Proteins are complex biomolecules that are composed of one or more chains of amino acid residues. Biologists currently struggle with classifying and predicting functional behaviors of proteins in high-throughput, as studying the behavior of these proteins is time intensive and expensive. Since language models have become increasingly better at linguistic understanding in recent years, we aim to refine a transformer neural network model that reads these sequences of amino acids as an interpretable language. However, many traditional language models are so large in size they can not learn effectively from small datasets. Our aim is to enable protein function prediction in unique classes. For this, we turn to enzyme classification (EC) numbers; a small numeric classification scheme that distinguishes unique enzymatic activity. Datasets of annotated proteins enable a mapping of EC numbers to unique classes and therefore offer a mechanism to design a predictive model.  The particular model we turn to is ANKH, an efficient protein language model (pLM) that offers unprecedented performance in protein understanding despite its modest size. Our lab has previously shown that small 1D convolutional networks are highly effective in interpreting the protein latent space of pLMs.

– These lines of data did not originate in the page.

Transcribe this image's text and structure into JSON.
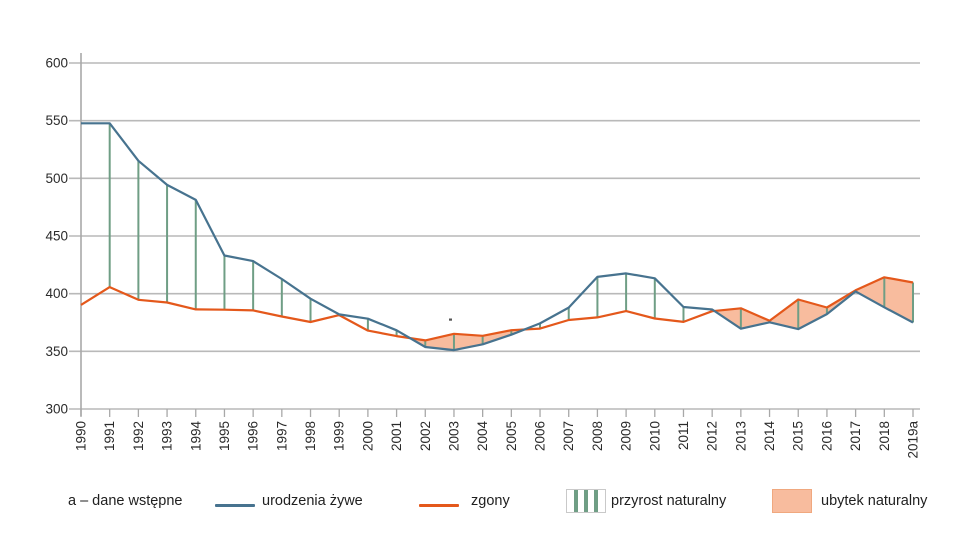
{
  "chart_data": {
    "type": "line",
    "x": [
      1990,
      1991,
      1992,
      1993,
      1994,
      1995,
      1996,
      1997,
      1998,
      1999,
      2000,
      2001,
      2002,
      2003,
      2004,
      2005,
      2006,
      2007,
      2008,
      2009,
      2010,
      2011,
      2012,
      2013,
      2014,
      2015,
      2016,
      2017,
      2018,
      2019
    ],
    "x_tick_labels": [
      "1990",
      "1991",
      "1992",
      "1993",
      "1994",
      "1995",
      "1996",
      "1997",
      "1998",
      "1999",
      "2000",
      "2001",
      "2002",
      "2003",
      "2004",
      "2005",
      "2006",
      "2007",
      "2008",
      "2009",
      "2010",
      "2011",
      "2012",
      "2013",
      "2014",
      "2015",
      "2016",
      "2017",
      "2018",
      "2019a"
    ],
    "y_ticks": [
      300,
      350,
      400,
      450,
      500,
      550,
      600
    ],
    "ylim": [
      300,
      600
    ],
    "grid": true,
    "legend_position": "bottom",
    "series": [
      {
        "name": "urodzenia żywe",
        "values": [
          547.7,
          547.7,
          515.2,
          494.3,
          481.3,
          433.1,
          428.2,
          412.7,
          395.6,
          382.0,
          378.3,
          368.2,
          353.8,
          351.1,
          356.1,
          364.4,
          374.2,
          387.9,
          414.5,
          417.6,
          413.3,
          388.4,
          386.3,
          369.6,
          375.2,
          369.3,
          382.3,
          402.0,
          388.2,
          375.0
        ]
      },
      {
        "name": "zgony",
        "values": [
          390.3,
          405.7,
          394.7,
          392.3,
          386.4,
          386.1,
          385.5,
          380.2,
          375.4,
          381.4,
          368.0,
          363.2,
          359.5,
          365.2,
          363.5,
          368.3,
          369.7,
          377.2,
          379.4,
          384.9,
          378.5,
          375.5,
          384.8,
          387.3,
          376.5,
          394.9,
          388.0,
          402.9,
          414.2,
          409.7
        ]
      }
    ],
    "area_between": {
      "surplus_label": "przyrost naturalny",
      "surplus_style": "green-vertical-hatch",
      "deficit_label": "ubytek naturalny",
      "deficit_style": "solid-salmon-fill"
    }
  },
  "legend": {
    "note": "a – dane wstępne",
    "items": [
      {
        "label": "urodzenia żywe",
        "swatch": "line-blue"
      },
      {
        "label": "zgony",
        "swatch": "line-orange"
      },
      {
        "label": "przyrost naturalny",
        "swatch": "hatch-green"
      },
      {
        "label": "ubytek naturalny",
        "swatch": "fill-salmon"
      }
    ]
  },
  "colors": {
    "births_blue": "#47738f",
    "deaths_orange": "#e4581b",
    "surplus_green": "#6f9e85",
    "deficit_fill": "#f8bc9e",
    "deficit_border": "#f0a87f",
    "grid": "#b9b9b9",
    "axis": "#a8a8a8",
    "tick_text": "#2b2b2b"
  }
}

To this end we combined these two resources to predict EC numbers. With as little as 55 instances of an EC number ever annotated, our model predicts the correct EC number for over 3100 unique classes with 86% accuracy, and a top-5 accuracy of 97%. In addition to a robust and accurate function predictor, we developed an interactive front-end user framework that allows users to query our trained model. Our chatbot has access to EC weights and also our labs interaction predictor SYNTERACT. We hope to continue to enable fast protein annotation and inference to accelerate the pace of biomedical research.